Part of Jerrensia's condition, Arthrogryposis multiplex congenita (AMC), resulted in severely clubbed feet and underdeveloped joints in her knees and hips. For years we worked with our team to stretch muscles and strengthen bones to give her the opportunity to walk on her own two feet, but her body wouldn't cooperate. Her relentless desire to walk forced us and the team at Mary Free Bed to be creative with mocked up prosthetics and walking frames that hadn't been tried with Arthrogryposis cases before.
Every step of the way was filled with prayer—tears and pleading, joy and praise. In 2013, we opted for a double amputation of her legs, thinking at the very least she would be able to stand to brush her teeth, wash dishes, etc. It's now one year later and she's walking on prosthetic legs, loving life and showering the world with joy and encouragement.

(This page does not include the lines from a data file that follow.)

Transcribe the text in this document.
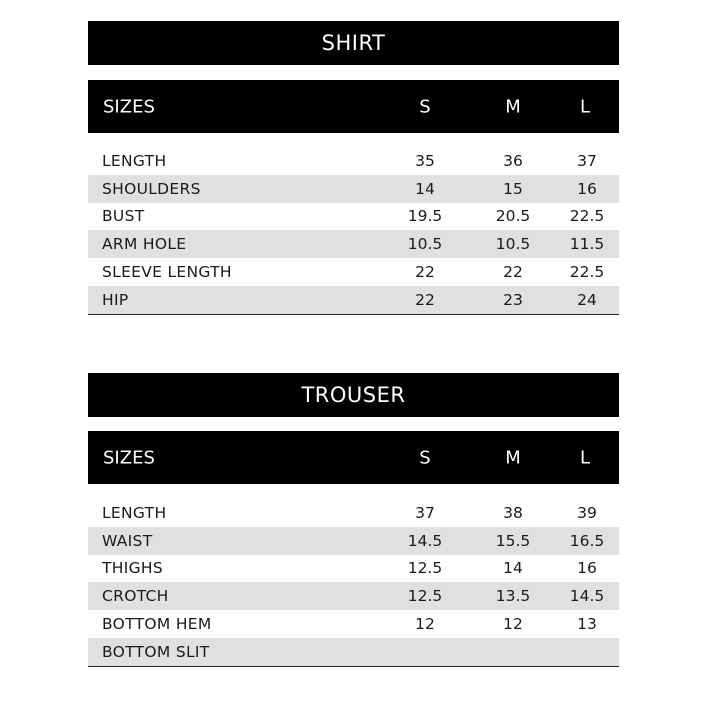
SHIRT
SIZES	S	M	L
LENGTH	35	36	37
SHOULDERS	14	15	16
BUST	19.5	20.5	22.5
ARM HOLE	10.5	10.5	11.5
SLEEVE LENGTH	22	22	22.5
HIP	22	23	24
TROUSER
SIZES	S	M	L
LENGTH	37	38	39
WAIST	14.5	15.5	16.5
THIGHS	12.5	14	16
CROTCH	12.5	13.5	14.5
BOTTOM HEM	12	12	13
BOTTOM SLIT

I don't like to think of us as being particularly courageous. In so many areas of life, I find myself constantly questioning, probing and challenging my thoughts and decisions, but with her it was different…we can grasp just enough of God's love for us, for the orphan, for the lost, that responding becomes instant, unquestionable, visceral—like doing anything but would be the crazy thing.
Courage feels more to me like faithfulness in action in areas where others find those actions absurd. It is a response to something, but more so it is a response because of something. We are so painfully unaware of the fullness of God's love, the depth of His desire and the relentlessness of His pursuit.
Knowing God's love provides the freedom to be courageous. It is the source of our trust, the cornerstone of our convictions and the foundation of the hope we have in His victory.